昨日の記事では米国債の直接購入について書いたところですが、米国債への投資に関して、税制面でより有利な方法がないか、調べてみました。なお、外国債券の直接購入にかかる税金の仕組みについては、大和証券のこちらのページが分りやすいと思います。

割引債を購入する

昨日の記事で紹介した米国債の銘柄名を見ると、「ストリップス」と「トレジャリーノート」の2種類があるのがわかります。トレジャリーノートには年2回のクーポン(利払い)がついていて、これがもともとの国債の形ですが、各回のクーポンと元本を切り離してそれぞれの部分だけで販売されているものもあり、これがストリップス債です。

したがって、ストリップス債自体にはにはクーポン(利払い)がありません。このように、クーポンがついてない債券を割引債と呼びます。これに対して、トレジャリーノートのように利払いがある債券を利付債といいます。

割引債はクーポンがついていない分、その他の条件が同じ利付債よりも安く買えますが、トータルで見れは有利・不利は基本的にありません。しかし税金を考慮すると、ストリップス債のほうが有利になるケースも考えられます。

債券を購入後に為替が円高に振れた場合、満期を迎えたとき(または途中で売却したとき)の円換算した金額が購入額を下回る、すなわち損失となる可能性もあります。利付債の場合、このような状況でもクーポンに対する税金はかかってしまいますが、割引債の場合は利益が出ていなければ税金がかかることはありません。

ETFを購入する

米国債に投資するには、ETF(上場投資信託)を購入するという方法もあります。
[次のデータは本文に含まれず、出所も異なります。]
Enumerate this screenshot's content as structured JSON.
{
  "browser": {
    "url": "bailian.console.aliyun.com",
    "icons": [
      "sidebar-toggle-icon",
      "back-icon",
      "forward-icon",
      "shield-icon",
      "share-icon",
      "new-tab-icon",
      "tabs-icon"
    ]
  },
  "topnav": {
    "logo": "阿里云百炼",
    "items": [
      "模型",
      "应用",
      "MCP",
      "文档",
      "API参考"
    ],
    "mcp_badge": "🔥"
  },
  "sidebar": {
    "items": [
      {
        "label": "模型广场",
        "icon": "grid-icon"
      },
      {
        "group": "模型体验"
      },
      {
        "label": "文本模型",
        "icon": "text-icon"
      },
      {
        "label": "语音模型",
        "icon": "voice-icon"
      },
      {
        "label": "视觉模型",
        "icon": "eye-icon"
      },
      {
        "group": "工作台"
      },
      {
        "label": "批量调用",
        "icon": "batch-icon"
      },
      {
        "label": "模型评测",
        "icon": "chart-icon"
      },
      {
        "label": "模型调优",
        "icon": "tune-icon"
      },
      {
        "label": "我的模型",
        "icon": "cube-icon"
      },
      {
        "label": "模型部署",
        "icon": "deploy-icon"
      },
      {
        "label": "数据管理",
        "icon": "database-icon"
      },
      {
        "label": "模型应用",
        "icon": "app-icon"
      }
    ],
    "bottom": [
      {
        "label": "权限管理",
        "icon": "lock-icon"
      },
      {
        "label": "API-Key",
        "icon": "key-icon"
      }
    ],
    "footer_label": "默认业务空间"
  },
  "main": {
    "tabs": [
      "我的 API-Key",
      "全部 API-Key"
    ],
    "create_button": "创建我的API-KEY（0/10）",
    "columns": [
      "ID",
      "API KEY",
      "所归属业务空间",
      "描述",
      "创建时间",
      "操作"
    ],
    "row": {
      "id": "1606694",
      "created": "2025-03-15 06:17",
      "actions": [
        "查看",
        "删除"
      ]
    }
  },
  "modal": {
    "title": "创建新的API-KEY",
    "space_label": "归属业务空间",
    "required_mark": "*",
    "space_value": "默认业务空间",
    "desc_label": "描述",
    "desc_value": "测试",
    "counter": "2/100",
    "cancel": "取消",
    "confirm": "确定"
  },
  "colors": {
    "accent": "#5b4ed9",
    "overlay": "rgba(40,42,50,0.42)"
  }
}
債券を直接購入する場合はNISAの対象にはなりませんが、ETFはNISAの対象となるため、NISA口座で購入することによって分配金や売却益に税金がかからなくなります。

ただし米国内での税金(10%)はかかってしまうようですね。これはETFの基準価格に織り込まれているものと考えられます。

また、ETFは債券そのものとは異なり満期がありません。投資対象となる債券の平均残存期間が商品ごとに決まっているので、その期間を保つように銘柄の売買が繰り返されます。したがって、保有期間にかかわらず将来の収益はドルベースでも確定しない点が、債券そのものの購入とは異なります。

ドル建ての年金保険を購入する

一部の生命保険会社では、外貨建ての年金保険商品を販売しており(例えばこちら)、保険商品の購入を通じて実質的にはその国の債券に投資するような形になります。

保険会社を通すことで、手数料を引かれたり、商品の積立利率が債券そのものの利回りより低く設定されていたりすることを考えると、基本的には不利な方法なのですが、税制面では以下のようなメリットがあります。
  • 投資額(保険料)が一般生命保険料控除の対象となる
  • 年金原資を一括で受け取る場合、一時所得の扱いになる
1点目については、他に一般生命保険料控除の対象となるものがなく、投資額が8万円以上の場合、4万円が保険料を支払った年の所得から控除されます。

2点目については、他の条件にもよりますが、一括で受け取る場合は一般に一時所得の扱いとなり、その年に他に一時所得となるものがなければ、50万円までの利益は非課税となります(50万円を超える部分についても課税所得に合算されるのはその半額)。これは結構大きいですね。

しかし日本より高いとはいえ低金利の現状では、節税以前に(債券そのものの利回りより利率が抑えられていることによる)円高による損失の可能性が高くなるので、あまり賢い選択ではないと思います。